Race, basketball and the Fab Five

A new documentary revisits the explosive racial politics surrounding an old college rivalry

Published March 24, 2011 1:01AM (EDT)

Michigan's Fab Five. From left, Jimmy King, Juwan Howard, Chris Webber, Jalen Rose and Ray Jackson.
Michigan's Fab Five. From left, Jimmy King, Juwan Howard, Chris Webber, Jalen Rose and Ray Jackson.

They don't call it "March Madness" for nothing. For good and ill, few sporting events arouse such widespread passion as the NCAA college basketball tournament.

Along with passion comes controversy. Orwell explained why in his wrongheaded essay "The Sporting Spirit." People play pickup games for fun, he argued, "but as soon as the question of prestige arises, as soon as you feel that you and some larger unit will be disgraced if you lose, the most savage combative instincts are aroused ..."

"Serious sport," Orwell thought, "has nothing to do with fair play. It is bound up with hatred, jealousy, boastfulness, disregard of all rules and sadistic pleasure in witnessing violence: in other words it is war minus the shooting."

Where Orwell went wrong was forgetting that "minus the shooting" is no small distinction. It's the biggest one in the world.

Anyway, welcome to the Sweet Sixteen. Most controversy's harmless, like my man Charles Barkley slamming the Big East conference as overrated -- something most fans residing more than 400 miles from New York City agree about. The league's inflated reputation is all about big city sportswriters and TV ratings. Eleven teams selected, nine gone by the second round. End of story.

Far less benign is the slanging match over the ESPN documentary "The Fab Five." Even Barkley's been uncharacteristically quiet. It's about race, class, personal authenticity and personal rivalries dating back 20 years. It's also about the emotional symbolism we attach to events that have the power to distort our perceptions.

So let's have at it. Here are my credentials: I've been a huge basketball fan since my days as a New Jersey high school player following the West Virginia Mountaineers -- an exotic-seeming place my pals and I visited on the radio.

Second, how I know I pulled for Michigan's Fab Five against Duke in the 1992 national championship game is that for me disliking Duke is like hating the New York Yankees. It's in my DNA.

GQ magazine recently ranked Duke among the nation's worst sports fans: "Duke fans who complain that everyone hates them because they're too good are like cheerleaders who complain that everyone hates them because they're too pretty. Sorry, princess!" Then there are the "We're smart, you're dumb" cheers directed at rival fans. We needn't even go into the whole North Korean-style syncopated bouncing thing. My position's clear.

Too bad Jalen Rose's isn't. Talking about the Duke-Michigan rivalry in the ESPN documentary he produced, Rose explained his feelings about former Duke (and Phoenix Suns) rival Grant Hill: "For me, Duke was personal. I hated Duke and I hated everything I felt Duke stood for. Schools like Duke didn't recruit players like me. I felt like they only recruited players who were Uncle Toms."

In context, Rose was talking historically: Not what he thinks today, but what he thought as an inexperienced 18-year-old from the Detroit streets. Alas, that's implied, never stated.
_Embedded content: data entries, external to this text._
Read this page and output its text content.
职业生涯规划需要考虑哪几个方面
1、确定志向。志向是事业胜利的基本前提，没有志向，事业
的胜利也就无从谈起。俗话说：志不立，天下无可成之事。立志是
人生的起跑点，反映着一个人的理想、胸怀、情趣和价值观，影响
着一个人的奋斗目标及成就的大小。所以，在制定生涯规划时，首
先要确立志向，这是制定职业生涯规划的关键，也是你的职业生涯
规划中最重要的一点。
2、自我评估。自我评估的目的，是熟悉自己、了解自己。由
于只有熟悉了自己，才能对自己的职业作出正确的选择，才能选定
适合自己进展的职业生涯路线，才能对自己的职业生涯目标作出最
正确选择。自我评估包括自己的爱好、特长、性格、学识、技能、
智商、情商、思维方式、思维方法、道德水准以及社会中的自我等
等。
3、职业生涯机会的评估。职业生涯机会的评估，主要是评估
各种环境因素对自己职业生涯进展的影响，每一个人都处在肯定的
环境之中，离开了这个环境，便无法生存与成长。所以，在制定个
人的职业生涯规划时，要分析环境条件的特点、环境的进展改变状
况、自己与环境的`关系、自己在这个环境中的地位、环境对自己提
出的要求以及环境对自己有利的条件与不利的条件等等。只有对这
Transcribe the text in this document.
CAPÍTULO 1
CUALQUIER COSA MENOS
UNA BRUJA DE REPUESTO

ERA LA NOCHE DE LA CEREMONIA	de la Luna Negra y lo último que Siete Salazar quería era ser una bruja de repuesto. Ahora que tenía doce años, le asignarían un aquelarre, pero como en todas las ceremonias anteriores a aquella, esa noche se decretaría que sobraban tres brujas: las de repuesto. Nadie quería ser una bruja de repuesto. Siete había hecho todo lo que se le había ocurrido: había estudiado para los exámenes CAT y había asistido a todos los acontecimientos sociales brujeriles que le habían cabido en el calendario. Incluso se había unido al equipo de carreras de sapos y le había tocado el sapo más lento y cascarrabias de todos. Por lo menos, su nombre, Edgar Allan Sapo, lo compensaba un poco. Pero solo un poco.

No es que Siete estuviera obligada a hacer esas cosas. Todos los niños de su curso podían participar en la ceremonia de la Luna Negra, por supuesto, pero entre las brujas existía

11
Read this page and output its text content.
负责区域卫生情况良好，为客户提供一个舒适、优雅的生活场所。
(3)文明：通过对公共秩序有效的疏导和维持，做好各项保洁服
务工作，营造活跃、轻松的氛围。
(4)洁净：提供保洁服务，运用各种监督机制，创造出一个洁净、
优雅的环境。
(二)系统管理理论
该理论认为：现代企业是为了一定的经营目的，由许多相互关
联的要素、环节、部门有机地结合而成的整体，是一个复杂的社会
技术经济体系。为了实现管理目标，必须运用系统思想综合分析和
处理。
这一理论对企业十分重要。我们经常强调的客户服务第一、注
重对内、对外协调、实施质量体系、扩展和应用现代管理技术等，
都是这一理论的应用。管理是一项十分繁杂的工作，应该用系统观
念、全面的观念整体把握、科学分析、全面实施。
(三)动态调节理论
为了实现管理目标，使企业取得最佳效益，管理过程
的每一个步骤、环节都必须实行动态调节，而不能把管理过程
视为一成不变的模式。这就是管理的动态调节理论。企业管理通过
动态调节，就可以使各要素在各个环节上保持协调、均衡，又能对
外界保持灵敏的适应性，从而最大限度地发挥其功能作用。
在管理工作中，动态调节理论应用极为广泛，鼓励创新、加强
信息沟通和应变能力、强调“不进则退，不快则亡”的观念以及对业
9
He basically describes Hill as an inauthentic sellout and a suck-up to The Man.

Any wonder Grant Hill took offense?

No doubt that's exactly what Rose and his Michigan teammates thought at age 20. They also called Hill and (white) Duke teammate Christian Laettner a "bitch," "soft," "overrated" and a coarse synonym for sissy.

Oddly, Bobby Hurley, the abrasive Jersey Irish point guard who really made that Duke team go, escaped opprobrium.

In the film, Rose acknowledged underestimating Laettner, but not Hill. In their inexperience, the Fab Five appear to have imagined white jocks like Laettner and Hurley would fold in the face of black aggression. They were defending National Champions at the time.

Hill, the son of NFL star Calvin Hill, hit back in a pungent letter to the New York Times. He called the Uncle Tom label "insulting and ignorant" to him and his black teammates. He urged his former rivals "to avoid stereotyping me and others they do not know in much the same way so many people stereotyped them back then for their appearance and swagger."

Hill concluded: "I am proud of my Duke championships and all my Duke teammates. And, I am proud I never lost a game against the Fab Five."

That stings.

Something Hill got wrong, however, is that Rose never insulted his family.

"I was jealous of Grant Hill," he'd explained poignantly. "He came from a great black family. Congratulations ... I was upset and bitter that my mom had to bust her hump for twenty-plus years. I was bitter that I had a professional athlete that was my father that I didn't know. I resented that, more so than I resented [Hill]. I looked at it as 'They are who the world accepts and we are who the world hates.'"

That stings too. For an encore, maybe the two men should sit down in front of a camera and talk about it.